Hadoop Distributed Filesystem. HDFS is a filesystem designed for storing very large files with streaming data access patterns, running on clusters of commodity hardware.
Distributed File System
There is need of distributed file system because dataset is growing beyond the capacity of single machine storage. But there are few problem associated with distributed file system, chances od data loss due to machine failures & complication of network programming because it is network based file system, thus makes it more complicated than regular file system.
HDFS is designed for specific requirements.
Where HDFS is Good Fit ?
- Store large datasets which may be in TB's or PB's or even more. Data Volume
- Store different variety of data - Structured | UnStructured | Semi-Structured Data Variety
- Store data on commodity hardware (Economical).
Where HDFS is not a good fit ?
- Low Latency Data Access (Hbase is better option)
- Huge number of small files (Upto Millions is ok, but Billions is beyond the capacity of current hardwares. Basically NameNode Metadata storage capacity is the problem).
- Random file access (Random Read, write, delete or insert is not possible, Hadoop doesn't support OLTP. RDBMS is the best fit for OLTP operations).

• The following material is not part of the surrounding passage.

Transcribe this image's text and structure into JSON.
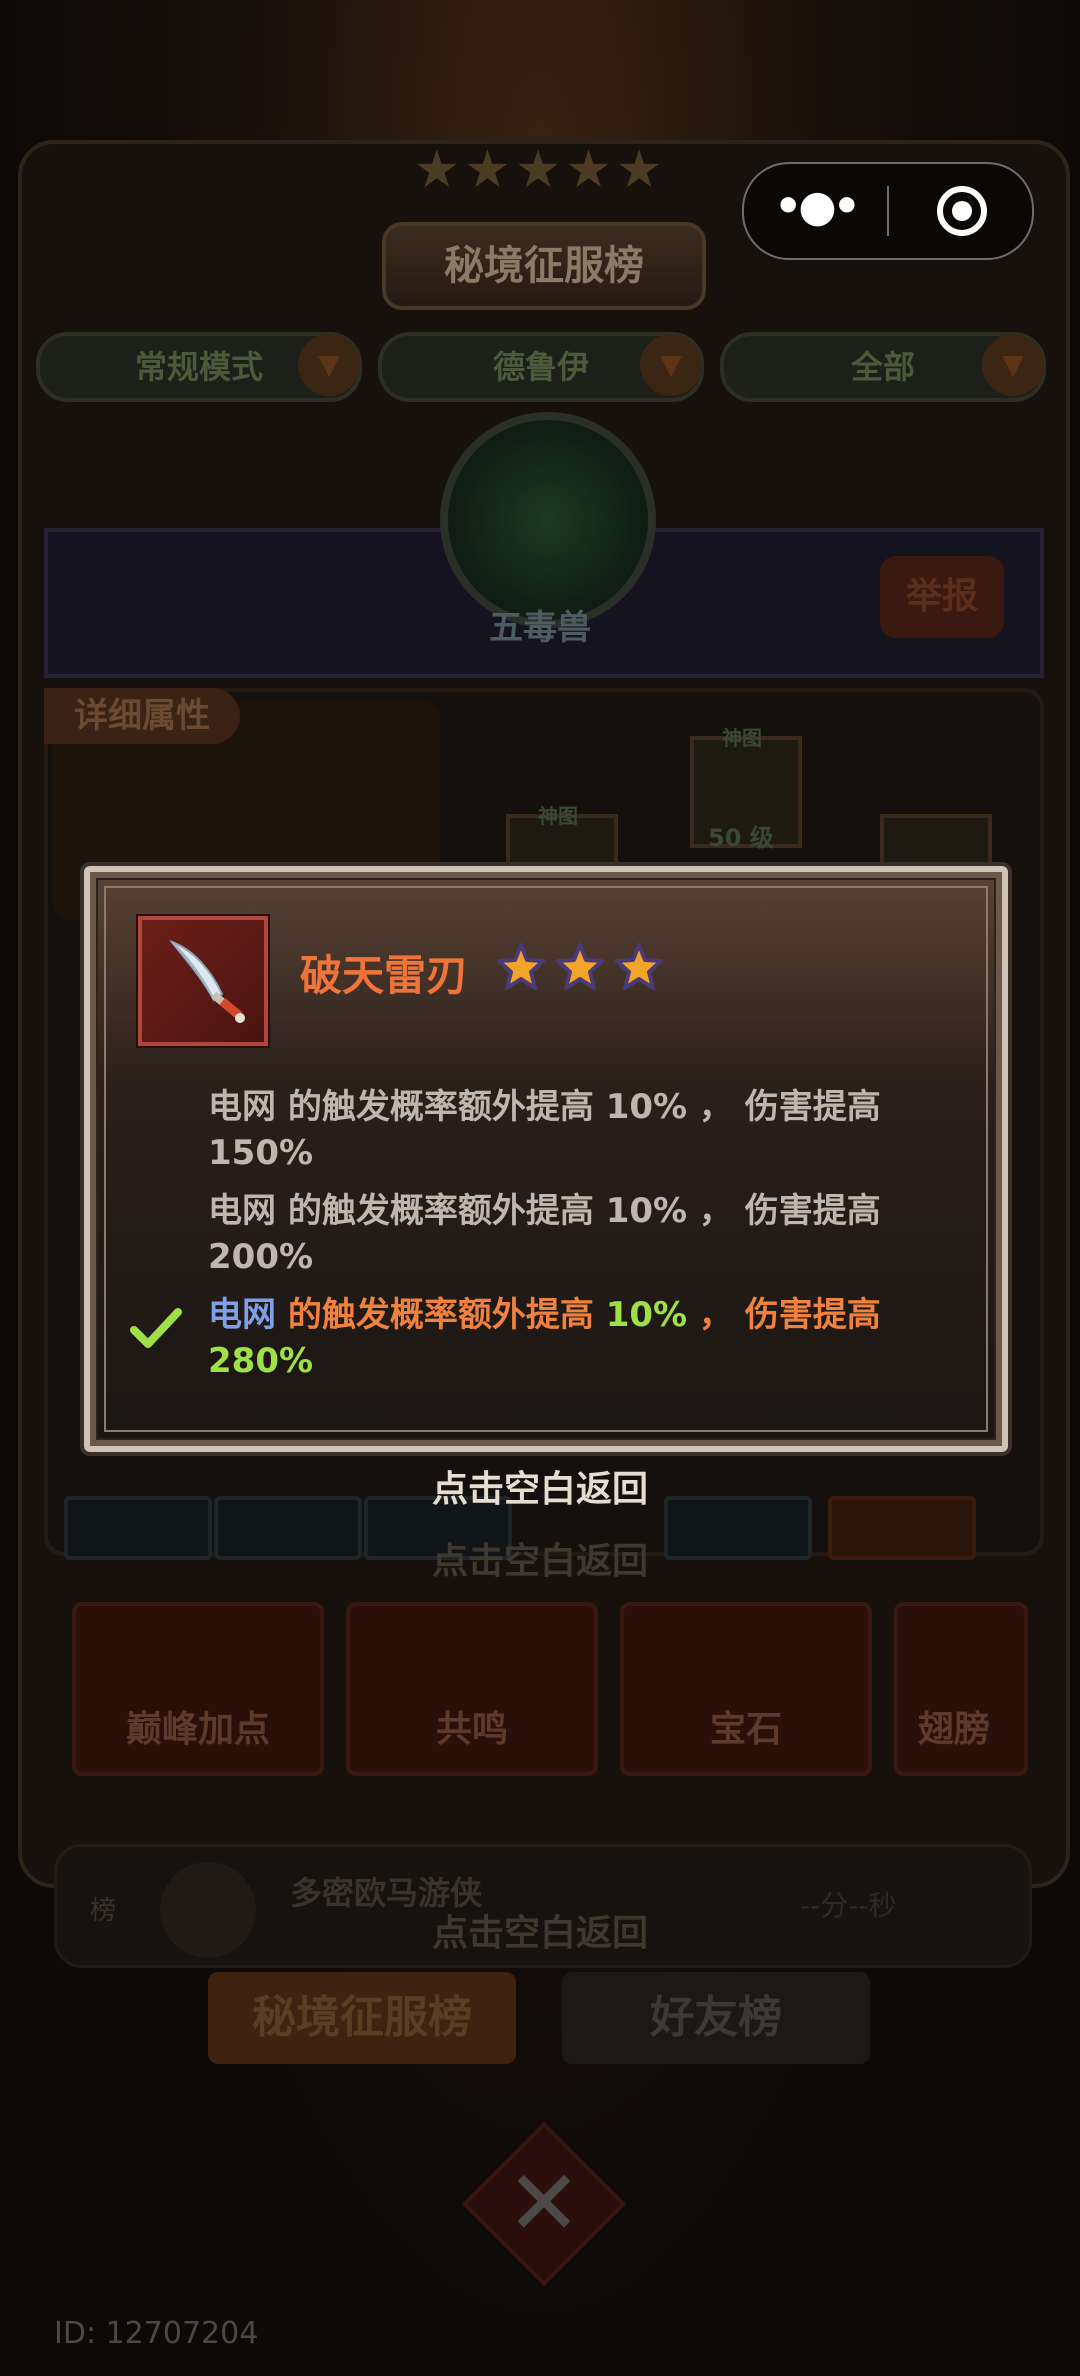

HDFS has a Master/Slave Architecture
Master ==> NameNode
Slave ==> DataNode
Block Placement
- Current Stretegy - One replica on local node, second replica on remote rack, third replica on same remote rack and additional replicas (if replication factor > 3) are randomly placed.
- Client read from nearest replica.
Heartbeats
- Data Nodes sends heartbeats to NameNode every 3 seconds.
- NameNode uses heartbeats to detects datanode failure.
Replication Engine
NameNode detects dataNode failures
- Chooses new dataNodes for new replicas.
- Balances disk usage.
- Balances communication traffic to DataNodes.
NameNode Failure
- A Single point of failure
- Transaction logs are stored in multiple directories.
- A directory on
the local file system.
- A directory on a
remote file system (NFS/CIFS).
Data Pipelining
- Client retrieves the list of DataNodes on which to place replicas of a block.
- Client writes block to the first DataNode.
- The first DataNode forwards the data to the next DataNode in the
pipeline.
- When all replicas are written, the client moves on to write the next
block in file.
Secondary NameNode
- Copies FsImage & Transaction Log from NameNode to a temporary directory.
- Merges FsImage and Transaction log into new FsImage in temporary directory.
- Uploads new FsImage to NameNode and transaction log on NameNode is purged.
The HDFS namespace is stored by the NameNode. The NameNode uses a
transaction log called the EditLog to persistently record every change that
occurs to file system metadata. For example, creating a new file in HDFS causes
the NameNode to insert a record into the EditLog indicating this. Similarly,
changing the replication factor of a file causes a new record to be inserted
into the EditLog. The NameNode uses a file in its local host OS file system to
store the EditLog. The entire file system namespace, including the mapping of
blocks to files and file system properties, is stored in a file called the
FsImage. The FsImage is stored as a file in the NameNode’s local file system
too.